United Parcel Service Inc., Caterpillar Inc. and General Electric Co. are relying on gains overseas to counter slower growth at home.

Evolution Since August


Fed policy makers have struggled since August to contain the economic damage sparked by the worst housing recession in a quarter-century. The world's largest banks and securities firms have recorded more than $133 billion in asset writedowns and credit losses since the beginning of 2007, which analysts blamed on weak and fragmented supervision and poor credit analysis.

The Fed's move lowers the cost of financing for Wall Street which is struggling to raise capital after being hit with writedowns not seen since the Great Depression, said Chris Rupkey, chief financial economist at Bank of Tokyo-Mitsubishi UFJ Ltd. in New York.

Foreclosure rates rose 75 percent in 2007 as a record amount of adjustable-rate loans to borrowers with weak or limited credit histories reset to higher rates, RealtyTrac Inc. data show. Home prices in 20 U.S. metropolitan areas fell 7.7 percent in November from a year earlier, the 11th consecutive decline, the S&P/Case-Shiller home-price index showed yesterday.

We are in a historic housing bust right now, comparable to that of the Great Depression, said Robert Shiller, chief economist of MacroMarkets LLC in Madison, New Jersey, who co- founded the house-price index. The unraveling of that has unpredictable consequences.

Delay in 2007


Fed officials waited until September to cut the benchmark lending rate, even though premiums on corporate bonds and lower- rated securities began to climb in late June.

By December, Fed policy makers had cut the benchmark lending rate 1 percentage point, yet still described the policy rate as somewhat restrictive as they deliberated whether to cut again that month, minutes show.

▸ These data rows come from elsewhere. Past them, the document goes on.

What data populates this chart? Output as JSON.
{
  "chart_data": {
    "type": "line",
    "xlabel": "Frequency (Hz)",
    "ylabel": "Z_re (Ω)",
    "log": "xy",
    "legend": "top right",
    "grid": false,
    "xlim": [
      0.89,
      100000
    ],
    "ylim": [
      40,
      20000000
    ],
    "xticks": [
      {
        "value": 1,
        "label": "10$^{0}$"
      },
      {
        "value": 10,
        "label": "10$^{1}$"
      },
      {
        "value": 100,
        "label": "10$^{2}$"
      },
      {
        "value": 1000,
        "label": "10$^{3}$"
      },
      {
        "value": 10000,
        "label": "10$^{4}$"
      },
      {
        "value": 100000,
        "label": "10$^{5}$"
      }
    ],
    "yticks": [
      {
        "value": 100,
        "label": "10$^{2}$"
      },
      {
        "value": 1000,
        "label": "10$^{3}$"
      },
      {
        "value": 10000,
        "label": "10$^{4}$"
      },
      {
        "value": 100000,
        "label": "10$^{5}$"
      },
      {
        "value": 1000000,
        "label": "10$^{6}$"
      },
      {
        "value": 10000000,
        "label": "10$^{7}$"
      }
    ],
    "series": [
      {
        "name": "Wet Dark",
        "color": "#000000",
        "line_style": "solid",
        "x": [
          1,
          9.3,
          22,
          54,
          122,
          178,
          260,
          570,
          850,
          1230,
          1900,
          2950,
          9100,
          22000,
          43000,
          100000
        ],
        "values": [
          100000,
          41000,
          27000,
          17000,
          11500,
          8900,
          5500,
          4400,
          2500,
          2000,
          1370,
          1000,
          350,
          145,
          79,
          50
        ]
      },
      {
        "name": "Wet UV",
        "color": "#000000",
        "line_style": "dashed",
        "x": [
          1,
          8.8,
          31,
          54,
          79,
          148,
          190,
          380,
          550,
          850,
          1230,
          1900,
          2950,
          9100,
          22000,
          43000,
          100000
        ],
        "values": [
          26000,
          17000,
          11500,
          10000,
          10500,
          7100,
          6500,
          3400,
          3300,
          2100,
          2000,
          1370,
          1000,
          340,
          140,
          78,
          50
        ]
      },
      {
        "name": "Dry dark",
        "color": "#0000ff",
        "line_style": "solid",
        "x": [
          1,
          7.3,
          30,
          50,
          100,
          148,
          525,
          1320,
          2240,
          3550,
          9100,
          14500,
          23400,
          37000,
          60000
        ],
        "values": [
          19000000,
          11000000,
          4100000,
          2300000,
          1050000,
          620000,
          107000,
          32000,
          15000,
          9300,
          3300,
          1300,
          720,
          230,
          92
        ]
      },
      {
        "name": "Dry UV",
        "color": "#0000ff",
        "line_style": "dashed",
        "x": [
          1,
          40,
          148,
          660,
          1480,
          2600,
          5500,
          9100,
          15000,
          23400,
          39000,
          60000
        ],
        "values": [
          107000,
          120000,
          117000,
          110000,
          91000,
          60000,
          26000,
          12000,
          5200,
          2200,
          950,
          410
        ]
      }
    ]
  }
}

The government's December payroll report, which showed a loss of 13,000 private sector jobs, the first decline since July 2003, began to reshape Fed officials' views about risks.

Bernanke used a Jan. 10 speech to update the public. The baseline outlook for real activity in 2008 has worsened and the downside risks to growth have become more pronounced, he said, breaking with the Fed's statement a month earlier which only expressed uncertainty about the outlook. He pledged substantive additional action as needed.